6.2. Modello di David Throsby.

Tab. 3: Modello dei cerchi concentrici di Throsby. Tratto da Throsby, David. 2008. “ The concentric circles model of the cultural industries”. Cultural Trends 17, no. 3, 150.

La premessa a questo tipo di modello è che i prodotti culturali sono caratterizzati da due valori: quello culturale e quello economico. Il valore che essi producono è la vera caratteristica innovativa. I prodotti culturali non hanno tutti lo stesso contenuto culturale rispetto al loro valore commerciale: il modello suggerisce che più il content culturale è presente, più sarà da considerarsi caratteristico e appartenente strettamente al campo delle cultural industries. Nel modello quindi lo troveremo posizionato più vicino al nucleo centrale.
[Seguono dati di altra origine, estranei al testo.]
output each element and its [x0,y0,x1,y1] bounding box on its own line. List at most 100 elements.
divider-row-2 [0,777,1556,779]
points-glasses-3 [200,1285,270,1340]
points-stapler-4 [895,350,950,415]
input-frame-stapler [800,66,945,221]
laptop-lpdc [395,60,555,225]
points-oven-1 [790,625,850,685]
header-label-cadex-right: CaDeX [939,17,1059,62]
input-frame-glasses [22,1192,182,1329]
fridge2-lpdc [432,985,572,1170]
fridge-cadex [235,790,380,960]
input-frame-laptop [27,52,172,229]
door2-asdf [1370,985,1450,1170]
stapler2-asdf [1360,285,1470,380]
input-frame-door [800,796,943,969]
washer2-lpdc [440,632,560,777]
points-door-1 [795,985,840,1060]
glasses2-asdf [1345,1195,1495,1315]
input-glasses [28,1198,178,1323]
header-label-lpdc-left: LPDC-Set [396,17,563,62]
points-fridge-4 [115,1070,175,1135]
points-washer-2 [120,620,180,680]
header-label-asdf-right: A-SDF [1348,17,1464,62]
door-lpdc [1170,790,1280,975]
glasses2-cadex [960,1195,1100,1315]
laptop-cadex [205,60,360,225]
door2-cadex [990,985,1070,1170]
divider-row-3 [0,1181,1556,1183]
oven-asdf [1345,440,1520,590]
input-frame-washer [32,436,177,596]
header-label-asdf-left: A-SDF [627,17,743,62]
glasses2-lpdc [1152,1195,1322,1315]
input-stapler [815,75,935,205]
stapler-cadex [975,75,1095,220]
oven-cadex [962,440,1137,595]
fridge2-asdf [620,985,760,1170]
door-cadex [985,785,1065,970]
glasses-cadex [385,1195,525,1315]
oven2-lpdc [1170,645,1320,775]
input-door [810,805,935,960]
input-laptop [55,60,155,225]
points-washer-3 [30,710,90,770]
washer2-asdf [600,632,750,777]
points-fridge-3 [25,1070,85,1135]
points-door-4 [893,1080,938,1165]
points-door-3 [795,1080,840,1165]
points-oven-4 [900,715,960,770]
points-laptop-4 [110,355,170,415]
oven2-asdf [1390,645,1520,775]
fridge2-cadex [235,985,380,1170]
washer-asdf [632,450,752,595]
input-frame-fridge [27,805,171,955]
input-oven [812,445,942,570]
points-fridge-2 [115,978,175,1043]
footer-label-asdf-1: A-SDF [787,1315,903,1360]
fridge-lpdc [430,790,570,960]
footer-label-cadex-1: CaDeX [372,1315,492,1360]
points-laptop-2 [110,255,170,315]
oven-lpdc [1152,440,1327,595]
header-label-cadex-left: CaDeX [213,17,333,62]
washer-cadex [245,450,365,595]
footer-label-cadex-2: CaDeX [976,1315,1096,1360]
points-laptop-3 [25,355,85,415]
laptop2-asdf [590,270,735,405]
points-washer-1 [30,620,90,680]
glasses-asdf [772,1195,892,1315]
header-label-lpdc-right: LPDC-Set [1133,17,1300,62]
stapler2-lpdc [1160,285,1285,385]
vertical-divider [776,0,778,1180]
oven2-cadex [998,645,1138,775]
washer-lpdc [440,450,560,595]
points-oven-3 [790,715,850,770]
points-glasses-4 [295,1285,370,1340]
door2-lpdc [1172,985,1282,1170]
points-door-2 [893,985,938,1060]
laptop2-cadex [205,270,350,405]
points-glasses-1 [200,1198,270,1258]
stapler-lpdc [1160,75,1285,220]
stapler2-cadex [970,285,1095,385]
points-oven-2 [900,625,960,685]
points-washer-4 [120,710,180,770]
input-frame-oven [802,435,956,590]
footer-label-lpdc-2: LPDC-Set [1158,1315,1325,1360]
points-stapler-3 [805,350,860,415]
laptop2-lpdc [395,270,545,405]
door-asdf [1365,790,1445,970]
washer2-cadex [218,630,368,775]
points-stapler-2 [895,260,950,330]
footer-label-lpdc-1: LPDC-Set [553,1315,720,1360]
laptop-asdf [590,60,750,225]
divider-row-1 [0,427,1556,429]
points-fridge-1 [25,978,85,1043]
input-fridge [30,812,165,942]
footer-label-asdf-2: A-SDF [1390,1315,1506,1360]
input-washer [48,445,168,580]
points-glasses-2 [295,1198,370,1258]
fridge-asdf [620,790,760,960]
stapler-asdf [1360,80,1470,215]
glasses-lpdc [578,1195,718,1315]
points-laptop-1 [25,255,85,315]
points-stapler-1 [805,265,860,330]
Quindi al centro troveremo tutti quei cultural content che in proporzione con il loro valore commerciale, sono considerati come il più alto livello e quelli da considerarsi strettamente dei veri prodotti culturali. Man mano che ci si allontana dal nucleo centrale, il contenuto culturale va sempre più sfumando affermandosi fermamente il valore commerciale del prodotto. Il modello si sviluppa in tale maniera: al centro troviamo le categorie della letteratura, musica, arti performative e arti visive. Un cerchio oltre al nucleo centrale troviamo il secondo cerchio che comprende i film, i musei/gallerie/ librerie e la fotografia. Nel terzo cerchio troviamo

quelle attività che si staccano notevolmente con le attività del nucleo centrale e sono i media pubblicitari e di stampa, radio e televisione e infine video e videogiochi. All’ultimo cerchio, il più lontano dal nucleo e dalle sue attività, sono l’architettura, il design, il fashion e l’advertising. Nonostante, si tratti di cerchi di azione ben distinti, lo scambio di conoscenze e informazioni è comunque presente, dato dal fatto che chi crea idee, lavora su diversi settori disciplinari.